Puncak dari dinamika-negatif Gereja Katolik Roma terjadi pada abad ke-16, ketika Martin Luther dari Inggris, pada tahun 1517, mengeluarkan 95 dalil Luther, yang intinya mengkritisi dan menelanjangi Gereja Katolik Roma sebagai lembaga yang telah menyimpang dari Alkitab karena pengaruh dunia. 95 dalil Luther itu kemudian menjadi embrio dari pergerakan ‘Protes’ gereja di Eropa berikutnya, yang akhirnya melahirkan sebuah lembaga gereja Kristen baru: Gereja Protestan!
Demikianlah, bahwa dalam sejarahnya, gereja Kristen telah mengalami dinamika yang negatif dalam berbagai konteks dan ukuran—dinamika internal, dan dinamika eksternal. Dinamika-negatif yang kemudian menjadi konflik intelektual berkepanjangan tentu saja dinamika gereja dengan kaum cendekia rasional yang selalu saling tarik menarik. Akhirnya, ujung dari dinamika-negatif ini, bangsa Eropa mengalami titik kebingungan orientasi, yang akhirnya melahirkan seorang Friedrich Nietzsche, dan kemudian Nietzsche-Nietzsche yang lain berikutnya.
SPIRITUALITAS: SEBUAH KEBUTUHAN
Dalam ungkapan yang satir, manusia adalah binatang yang berpikir. Karena itulah, manusia bukanlah binatang yang mampu hidup hanya demi tujuan dasar binatang: makan, istirahat & seks. Ada satu kebutuhan manusia yang membedakannya dengan binatang lain, yaitu berpikir! Dan puncak dari kebutuhan manusia itu adalah pertanyaan paling akhir seputar ‘apakah hidup ini’; ’siapakah kita’; ‘untuk apa hidup ini’ dan lain sebagainya.
Dari pertanyaan-pertanyaan kontempelatif itulah kemudian lahir ‘kesadaran-kesadaran’ konklusif, bahwa manusia adalah sebuah keberadaan yang kemungkinan besar ada karena diciptakan oleh Kekuatan Tinggi. Dari sinilah kiranya sangat dapat diterima, bahwa spiritualisme—yaitu segala hal yang berhubungan dengan ‘pertanyaan-pertanyaan tak terjawab’—lahir sebagai kebutuhan manusia yang sifatnya urgen, dan dalam konteks tertentu, menjadi bersifat primer.

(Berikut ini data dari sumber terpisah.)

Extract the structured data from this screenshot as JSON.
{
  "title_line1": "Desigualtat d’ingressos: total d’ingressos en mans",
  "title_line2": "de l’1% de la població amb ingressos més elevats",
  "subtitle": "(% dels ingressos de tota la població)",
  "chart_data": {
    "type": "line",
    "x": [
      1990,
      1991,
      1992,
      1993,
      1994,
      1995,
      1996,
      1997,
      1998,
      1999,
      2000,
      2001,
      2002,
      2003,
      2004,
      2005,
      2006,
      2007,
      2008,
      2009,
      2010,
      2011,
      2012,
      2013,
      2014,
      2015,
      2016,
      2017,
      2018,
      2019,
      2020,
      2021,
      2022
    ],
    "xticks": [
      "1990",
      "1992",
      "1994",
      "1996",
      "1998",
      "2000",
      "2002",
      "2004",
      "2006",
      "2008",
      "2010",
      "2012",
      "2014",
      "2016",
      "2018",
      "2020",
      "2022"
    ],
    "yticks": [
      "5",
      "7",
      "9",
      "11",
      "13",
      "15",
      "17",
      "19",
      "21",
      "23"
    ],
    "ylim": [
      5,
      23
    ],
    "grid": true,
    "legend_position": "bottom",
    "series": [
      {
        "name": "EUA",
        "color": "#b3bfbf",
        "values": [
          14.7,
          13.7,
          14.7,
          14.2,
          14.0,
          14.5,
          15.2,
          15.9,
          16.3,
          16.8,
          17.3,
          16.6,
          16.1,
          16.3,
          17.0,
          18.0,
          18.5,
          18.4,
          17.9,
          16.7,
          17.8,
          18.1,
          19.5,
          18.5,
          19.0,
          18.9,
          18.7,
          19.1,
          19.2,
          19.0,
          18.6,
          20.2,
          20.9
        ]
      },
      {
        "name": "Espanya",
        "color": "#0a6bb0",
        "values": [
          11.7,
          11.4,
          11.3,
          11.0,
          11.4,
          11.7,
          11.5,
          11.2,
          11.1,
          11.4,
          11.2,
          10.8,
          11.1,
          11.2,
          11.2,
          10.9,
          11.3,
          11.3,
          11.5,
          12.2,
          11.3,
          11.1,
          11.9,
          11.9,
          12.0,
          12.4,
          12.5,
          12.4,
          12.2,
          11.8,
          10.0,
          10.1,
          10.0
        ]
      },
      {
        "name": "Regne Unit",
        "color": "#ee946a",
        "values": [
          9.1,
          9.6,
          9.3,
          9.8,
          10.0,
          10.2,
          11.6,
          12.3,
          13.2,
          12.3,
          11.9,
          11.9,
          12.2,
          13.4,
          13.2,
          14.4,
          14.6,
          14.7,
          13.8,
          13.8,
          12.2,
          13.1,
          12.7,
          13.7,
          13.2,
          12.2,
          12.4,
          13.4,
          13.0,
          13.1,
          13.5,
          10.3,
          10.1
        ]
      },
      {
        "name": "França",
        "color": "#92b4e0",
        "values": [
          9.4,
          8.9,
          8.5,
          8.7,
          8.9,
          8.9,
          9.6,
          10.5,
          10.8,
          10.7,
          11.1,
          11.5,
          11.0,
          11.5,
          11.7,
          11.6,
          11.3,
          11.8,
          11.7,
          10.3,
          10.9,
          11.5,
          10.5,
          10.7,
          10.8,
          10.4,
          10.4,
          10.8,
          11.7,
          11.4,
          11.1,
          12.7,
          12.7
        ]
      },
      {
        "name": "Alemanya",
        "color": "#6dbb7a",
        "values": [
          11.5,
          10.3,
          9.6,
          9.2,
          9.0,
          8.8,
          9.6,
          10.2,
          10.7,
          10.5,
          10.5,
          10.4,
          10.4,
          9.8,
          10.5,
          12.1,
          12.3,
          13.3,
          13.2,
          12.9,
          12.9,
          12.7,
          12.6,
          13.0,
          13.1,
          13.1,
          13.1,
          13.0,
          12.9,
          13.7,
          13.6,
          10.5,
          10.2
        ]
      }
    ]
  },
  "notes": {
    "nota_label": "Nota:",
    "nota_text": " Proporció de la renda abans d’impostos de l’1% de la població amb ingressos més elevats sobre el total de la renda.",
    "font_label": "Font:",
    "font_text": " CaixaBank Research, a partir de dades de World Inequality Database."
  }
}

Sipiritualitas adalah sebuah kebutuhan dasar manusia. Spiritualitas adalah kecenderungan alamiah manusia sebagai binatang yang berpikir.
TUHAN
Dalam kajian filsafat, ada beragam pemahaman dan kajian tentang Tuhan, yang tertuang dalam istilah aliran-aliran Filsafat. Karena memang banyak, tentu rumit membahasnya dalam forum seperti ini. Tapi pada dasarnya, konsep tentang Tuhan sangat mudah untuk di-’renung’-i.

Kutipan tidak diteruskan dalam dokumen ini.